A 15 minute song inside which an entire GPT model lives. This implementation is an added layer on Henry Zhang's implementation where he converted Andrej Karpathy's implementation of the GPT into a prime number. I took the decimal representation of the prime and converted it into a song. For this I am treating the entire prime number as a string and assigning the most frequent element as "Sa" and the second most frequent element as "Pa" which are the most common notes in Indian classical music. The third most frequent element is assigned as "Sa'" which is Sa of the next octave and to account for the extra 2 notes I have kept one note "Ga'" and "'Ni" and these are the least common elements in this.
These notes are taken as semitones from Sa and my Sa in this implementation is the one in harmonium.wav.
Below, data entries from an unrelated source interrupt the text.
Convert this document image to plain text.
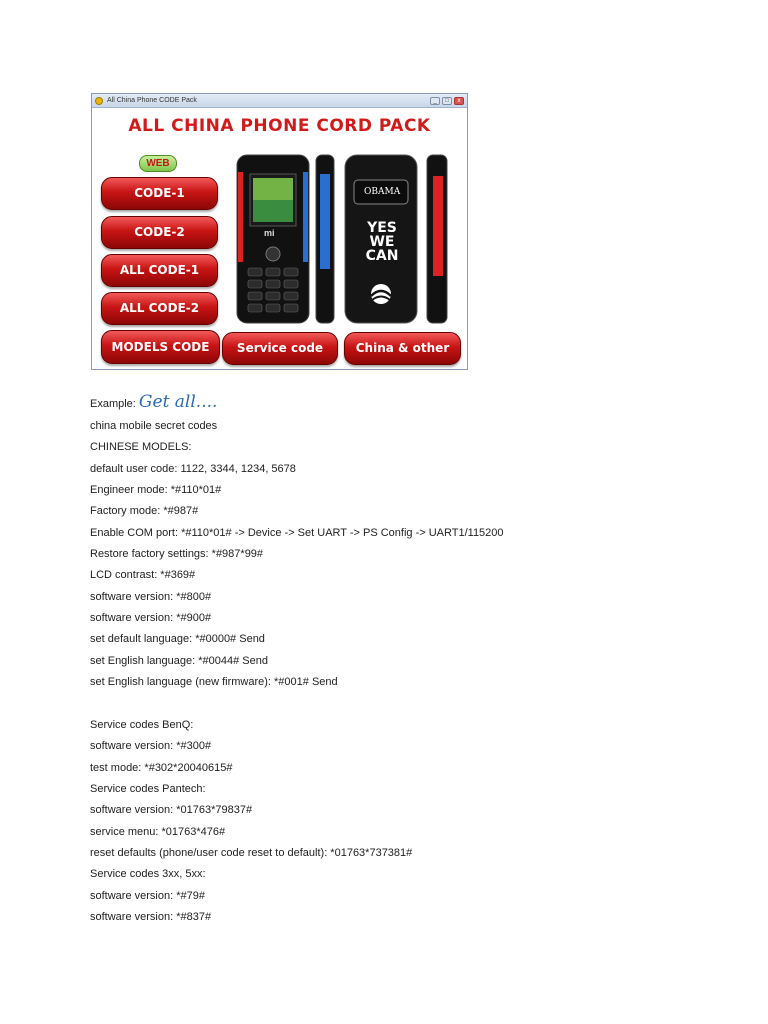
All China Phone CODE Pack	_	□	x
ALL CHINA PHONE CORD PACK
WEB
CODE-1
CODE-2
ALL CODE-1
ALL CODE-2
MODELS CODE	Service code	China & other
mi
OBAMA
YES
WE
CAN
Example: Get all....
china mobile secret codes
CHINESE MODELS:
default user code: 1122, 3344, 1234, 5678
Engineer mode: *#110*01#
Factory mode: *#987#
Enable COM port: *#110*01# -> Device -> Set UART -> PS Config -> UART1/115200
Restore factory settings: *#987*99#
LCD contrast: *#369#
software version: *#800#
software version: *#900#
set default language: *#0000# Send
set English language: *#0044# Send
set English language (new firmware): *#001# Send
Service codes BenQ:
software version: *#300#
test mode: *#302*20040615#
Service codes Pantech:
software version: *01763*79837#
service menu: *01763*476#
reset defaults (phone/user code reset to default): *01763*737381#
Service codes 3xx, 5xx:
software version: *#79#
software version: *#837#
The semitone for Sa is 0 and for the notes above it's a positive number while for the notes below it is a negative number.
| Note | Digit | Semitones from Sa |
|---|---|---|
| Sa | 3 | 0 |
| Pa | 0 | +7 |
| Sa' | 9 | +12 |
| Re | 2 | +2 |
| Ga | 8 | +4 |
| Ma | 5 | +5 |
| Komal Dha | 4 | +8 |
| Ni | 7 | +11 |
| Ga' | 1 | +16 |
| 'Ni | 6 | -1 |
To go from GPT to this prime, refer to the sections below which are taken as it is from Zhang's readme.
A GPT model that is a prime number.
Yesterday, Kuber Mehta made a post about putting a GPT model inside a QR code.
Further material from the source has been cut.